Separate from these stigma-driven roadblocks, there are more complex limitations to widespread naloxone use that must be addressed. “Not all Good Samaritans are seen the same way,” as Ernest Owens wrote in Philadelphia magazine two years ago.
When Owens imagined encountering someone experiencing an overdose, he said, “As much as I would love to serve as a lifesaver in this kind of serious situation, racial bias in the criminal justice system could too easily make this act of service dangerous to me as a Black man.”
Just as we’ve whitewashed our image of the victims, we’ve whitewashed our image of the saviors. “While white people can be perceived without question as goodwill ambassadors in opioid-ravaged areas ... Black and brown people in the same area face being pegged as drug dealers and addicts,” Owens wrote.

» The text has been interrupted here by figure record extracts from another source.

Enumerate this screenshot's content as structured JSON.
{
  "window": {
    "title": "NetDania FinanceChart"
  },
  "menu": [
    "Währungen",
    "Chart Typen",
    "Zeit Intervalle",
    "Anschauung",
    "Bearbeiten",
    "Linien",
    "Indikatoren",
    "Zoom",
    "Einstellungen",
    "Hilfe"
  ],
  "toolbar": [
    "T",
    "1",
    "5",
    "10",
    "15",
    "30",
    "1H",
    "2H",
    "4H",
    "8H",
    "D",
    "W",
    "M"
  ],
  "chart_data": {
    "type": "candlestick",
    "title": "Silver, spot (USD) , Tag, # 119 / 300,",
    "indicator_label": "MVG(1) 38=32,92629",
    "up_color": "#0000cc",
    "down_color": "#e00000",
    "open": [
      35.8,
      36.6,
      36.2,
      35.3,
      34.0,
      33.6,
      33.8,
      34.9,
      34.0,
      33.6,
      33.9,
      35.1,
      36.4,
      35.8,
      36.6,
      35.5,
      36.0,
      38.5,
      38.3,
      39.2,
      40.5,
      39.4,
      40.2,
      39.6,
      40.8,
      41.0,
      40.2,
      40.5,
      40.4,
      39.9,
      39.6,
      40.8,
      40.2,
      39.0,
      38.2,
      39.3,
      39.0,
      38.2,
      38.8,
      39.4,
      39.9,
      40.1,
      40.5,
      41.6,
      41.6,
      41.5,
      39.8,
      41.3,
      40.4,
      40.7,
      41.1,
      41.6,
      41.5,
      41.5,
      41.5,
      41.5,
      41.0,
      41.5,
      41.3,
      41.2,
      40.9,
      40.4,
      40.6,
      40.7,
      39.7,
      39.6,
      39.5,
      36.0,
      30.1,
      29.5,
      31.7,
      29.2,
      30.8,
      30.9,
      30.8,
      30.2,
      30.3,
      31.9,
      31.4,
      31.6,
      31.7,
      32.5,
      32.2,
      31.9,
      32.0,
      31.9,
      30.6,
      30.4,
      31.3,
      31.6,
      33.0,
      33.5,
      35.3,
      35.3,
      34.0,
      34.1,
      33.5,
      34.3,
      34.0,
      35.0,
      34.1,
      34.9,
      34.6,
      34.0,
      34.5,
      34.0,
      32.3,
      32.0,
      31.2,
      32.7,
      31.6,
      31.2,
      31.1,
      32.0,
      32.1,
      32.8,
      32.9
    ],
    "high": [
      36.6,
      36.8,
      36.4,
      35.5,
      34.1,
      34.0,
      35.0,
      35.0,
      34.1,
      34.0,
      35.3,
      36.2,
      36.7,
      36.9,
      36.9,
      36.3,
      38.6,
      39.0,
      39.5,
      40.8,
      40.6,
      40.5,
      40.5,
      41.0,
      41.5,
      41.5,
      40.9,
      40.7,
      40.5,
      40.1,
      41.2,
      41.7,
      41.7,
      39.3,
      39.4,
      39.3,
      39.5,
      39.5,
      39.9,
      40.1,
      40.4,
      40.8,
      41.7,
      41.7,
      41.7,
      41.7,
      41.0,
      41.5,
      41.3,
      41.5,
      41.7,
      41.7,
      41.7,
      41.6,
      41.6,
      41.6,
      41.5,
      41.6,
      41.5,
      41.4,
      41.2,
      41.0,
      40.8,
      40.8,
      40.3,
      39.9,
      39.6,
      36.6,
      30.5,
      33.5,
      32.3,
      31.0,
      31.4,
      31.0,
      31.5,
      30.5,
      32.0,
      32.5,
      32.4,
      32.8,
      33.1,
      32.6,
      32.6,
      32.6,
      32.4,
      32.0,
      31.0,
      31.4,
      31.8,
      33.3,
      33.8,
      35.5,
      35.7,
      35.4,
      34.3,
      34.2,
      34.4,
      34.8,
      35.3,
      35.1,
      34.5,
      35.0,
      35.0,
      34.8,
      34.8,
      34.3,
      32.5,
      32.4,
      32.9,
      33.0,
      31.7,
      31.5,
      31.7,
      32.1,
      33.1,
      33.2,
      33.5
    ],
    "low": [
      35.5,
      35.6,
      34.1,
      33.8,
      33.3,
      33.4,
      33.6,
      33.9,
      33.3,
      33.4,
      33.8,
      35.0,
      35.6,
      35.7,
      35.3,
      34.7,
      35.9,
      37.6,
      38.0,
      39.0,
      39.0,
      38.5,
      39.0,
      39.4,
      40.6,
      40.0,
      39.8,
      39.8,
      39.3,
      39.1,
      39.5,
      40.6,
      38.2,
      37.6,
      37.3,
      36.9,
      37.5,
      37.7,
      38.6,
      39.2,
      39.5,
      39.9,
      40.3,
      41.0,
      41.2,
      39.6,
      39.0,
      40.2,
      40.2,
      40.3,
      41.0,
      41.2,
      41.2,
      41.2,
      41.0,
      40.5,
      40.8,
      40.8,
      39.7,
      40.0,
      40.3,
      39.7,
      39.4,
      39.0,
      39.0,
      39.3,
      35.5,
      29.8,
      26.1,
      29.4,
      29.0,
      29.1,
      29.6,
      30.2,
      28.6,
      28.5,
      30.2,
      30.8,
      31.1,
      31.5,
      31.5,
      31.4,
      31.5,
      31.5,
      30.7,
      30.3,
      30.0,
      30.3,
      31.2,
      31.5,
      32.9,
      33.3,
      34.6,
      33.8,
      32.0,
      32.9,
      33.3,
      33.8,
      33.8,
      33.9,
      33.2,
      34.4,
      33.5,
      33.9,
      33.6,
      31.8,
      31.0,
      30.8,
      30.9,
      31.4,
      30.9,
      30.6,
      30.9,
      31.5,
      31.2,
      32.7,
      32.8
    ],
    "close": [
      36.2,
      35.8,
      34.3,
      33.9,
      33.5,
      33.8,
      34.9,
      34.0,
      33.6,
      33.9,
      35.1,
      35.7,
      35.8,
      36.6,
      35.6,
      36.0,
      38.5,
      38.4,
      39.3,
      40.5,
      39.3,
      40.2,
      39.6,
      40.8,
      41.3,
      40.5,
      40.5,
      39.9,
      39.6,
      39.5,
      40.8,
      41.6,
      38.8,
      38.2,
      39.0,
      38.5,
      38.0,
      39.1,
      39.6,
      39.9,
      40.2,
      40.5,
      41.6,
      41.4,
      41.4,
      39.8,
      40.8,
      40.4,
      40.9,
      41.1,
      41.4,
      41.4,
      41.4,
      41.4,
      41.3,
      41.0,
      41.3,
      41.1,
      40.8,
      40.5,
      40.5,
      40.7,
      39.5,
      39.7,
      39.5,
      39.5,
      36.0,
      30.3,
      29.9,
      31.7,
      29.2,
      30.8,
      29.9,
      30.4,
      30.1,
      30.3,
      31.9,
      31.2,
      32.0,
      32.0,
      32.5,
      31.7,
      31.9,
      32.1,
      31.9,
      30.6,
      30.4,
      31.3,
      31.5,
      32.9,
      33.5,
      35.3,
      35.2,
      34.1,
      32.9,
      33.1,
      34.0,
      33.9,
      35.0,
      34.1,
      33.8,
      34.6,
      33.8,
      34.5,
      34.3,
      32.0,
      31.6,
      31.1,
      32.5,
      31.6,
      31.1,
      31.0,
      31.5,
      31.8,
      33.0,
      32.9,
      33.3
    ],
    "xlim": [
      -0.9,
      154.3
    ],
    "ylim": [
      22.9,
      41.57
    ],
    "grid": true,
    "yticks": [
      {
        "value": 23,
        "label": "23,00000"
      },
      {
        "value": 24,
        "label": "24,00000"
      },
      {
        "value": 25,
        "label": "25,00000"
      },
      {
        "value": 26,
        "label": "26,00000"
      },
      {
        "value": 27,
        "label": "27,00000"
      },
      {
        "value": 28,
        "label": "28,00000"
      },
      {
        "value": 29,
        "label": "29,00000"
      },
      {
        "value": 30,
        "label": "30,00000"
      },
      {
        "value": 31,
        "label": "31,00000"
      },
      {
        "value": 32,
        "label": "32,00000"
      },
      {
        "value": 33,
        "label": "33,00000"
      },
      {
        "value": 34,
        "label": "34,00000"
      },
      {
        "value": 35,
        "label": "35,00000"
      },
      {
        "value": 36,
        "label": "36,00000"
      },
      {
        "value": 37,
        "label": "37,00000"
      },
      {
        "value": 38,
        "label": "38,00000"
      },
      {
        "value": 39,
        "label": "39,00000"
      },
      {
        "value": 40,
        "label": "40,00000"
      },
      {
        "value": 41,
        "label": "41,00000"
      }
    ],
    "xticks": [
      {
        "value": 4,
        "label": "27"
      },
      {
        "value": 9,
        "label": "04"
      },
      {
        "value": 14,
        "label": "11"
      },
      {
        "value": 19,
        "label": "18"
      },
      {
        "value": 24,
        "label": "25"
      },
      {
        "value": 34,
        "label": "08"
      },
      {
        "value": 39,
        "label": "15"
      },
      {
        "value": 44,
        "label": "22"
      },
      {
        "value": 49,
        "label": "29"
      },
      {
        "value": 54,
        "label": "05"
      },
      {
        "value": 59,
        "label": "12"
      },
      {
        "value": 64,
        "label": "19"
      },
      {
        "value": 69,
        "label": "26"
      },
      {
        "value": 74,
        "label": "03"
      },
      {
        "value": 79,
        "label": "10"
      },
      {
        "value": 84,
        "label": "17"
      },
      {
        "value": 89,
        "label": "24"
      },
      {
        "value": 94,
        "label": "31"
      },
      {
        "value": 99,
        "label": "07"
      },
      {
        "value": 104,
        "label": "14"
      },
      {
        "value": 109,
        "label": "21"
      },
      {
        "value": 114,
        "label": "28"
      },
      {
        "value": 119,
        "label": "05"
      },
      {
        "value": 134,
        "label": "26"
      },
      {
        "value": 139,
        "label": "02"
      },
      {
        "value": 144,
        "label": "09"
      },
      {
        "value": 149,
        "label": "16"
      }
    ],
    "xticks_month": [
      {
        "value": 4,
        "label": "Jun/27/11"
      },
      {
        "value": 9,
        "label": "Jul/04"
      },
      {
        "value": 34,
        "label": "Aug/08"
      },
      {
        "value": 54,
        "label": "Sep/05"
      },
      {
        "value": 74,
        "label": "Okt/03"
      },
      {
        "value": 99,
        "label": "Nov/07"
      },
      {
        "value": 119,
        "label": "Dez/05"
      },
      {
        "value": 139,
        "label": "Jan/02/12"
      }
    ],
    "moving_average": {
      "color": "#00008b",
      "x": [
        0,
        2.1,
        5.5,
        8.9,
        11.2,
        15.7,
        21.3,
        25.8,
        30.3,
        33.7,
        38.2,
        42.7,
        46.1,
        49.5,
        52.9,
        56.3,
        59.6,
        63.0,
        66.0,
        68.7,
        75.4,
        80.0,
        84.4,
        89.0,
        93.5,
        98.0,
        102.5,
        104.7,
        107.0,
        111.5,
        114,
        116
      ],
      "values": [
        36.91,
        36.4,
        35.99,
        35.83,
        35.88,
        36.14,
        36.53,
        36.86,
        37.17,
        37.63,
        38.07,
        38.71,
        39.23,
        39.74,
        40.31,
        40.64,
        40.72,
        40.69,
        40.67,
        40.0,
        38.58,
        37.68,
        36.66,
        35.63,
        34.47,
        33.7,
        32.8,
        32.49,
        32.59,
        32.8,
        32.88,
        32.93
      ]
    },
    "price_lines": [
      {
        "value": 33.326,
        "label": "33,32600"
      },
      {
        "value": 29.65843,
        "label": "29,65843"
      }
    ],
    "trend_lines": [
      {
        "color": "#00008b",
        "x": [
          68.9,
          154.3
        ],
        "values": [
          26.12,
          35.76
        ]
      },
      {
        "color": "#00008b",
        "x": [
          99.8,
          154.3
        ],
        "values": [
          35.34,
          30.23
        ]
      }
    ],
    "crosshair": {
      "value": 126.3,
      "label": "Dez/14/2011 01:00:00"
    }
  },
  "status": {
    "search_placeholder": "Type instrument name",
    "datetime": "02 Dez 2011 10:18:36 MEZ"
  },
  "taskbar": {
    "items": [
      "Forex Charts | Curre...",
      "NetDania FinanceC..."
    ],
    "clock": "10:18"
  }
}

Naloxone alone isn’t going to end the overdose crisis. Defibrillators don’t cure heart disease, and EpiPens don’t cure allergies — nor do we expect them to. These are emergency tools that prevent death in cases of extreme medical distress. No one considers it a person’s fault if they need to be revived with a defibrillator more than once. EpiPens aren’t judged problematic because they allow folks with allergies to get dangerously close to shellfish. These are morally neutral tools. So is naloxone.
Solving the overdose crisis will require better access to science-based treatment and sustained recovery support. It will require urgently addressing income inequality, racism, the criminalization of drug use and other structural problems that lead to or intensify addiction. It will require a seismic shift in social attitudes. The road stretches long before us.
In the meantime, I’ll keep carrying naloxone. I never want to miss a life-saving opportunity again.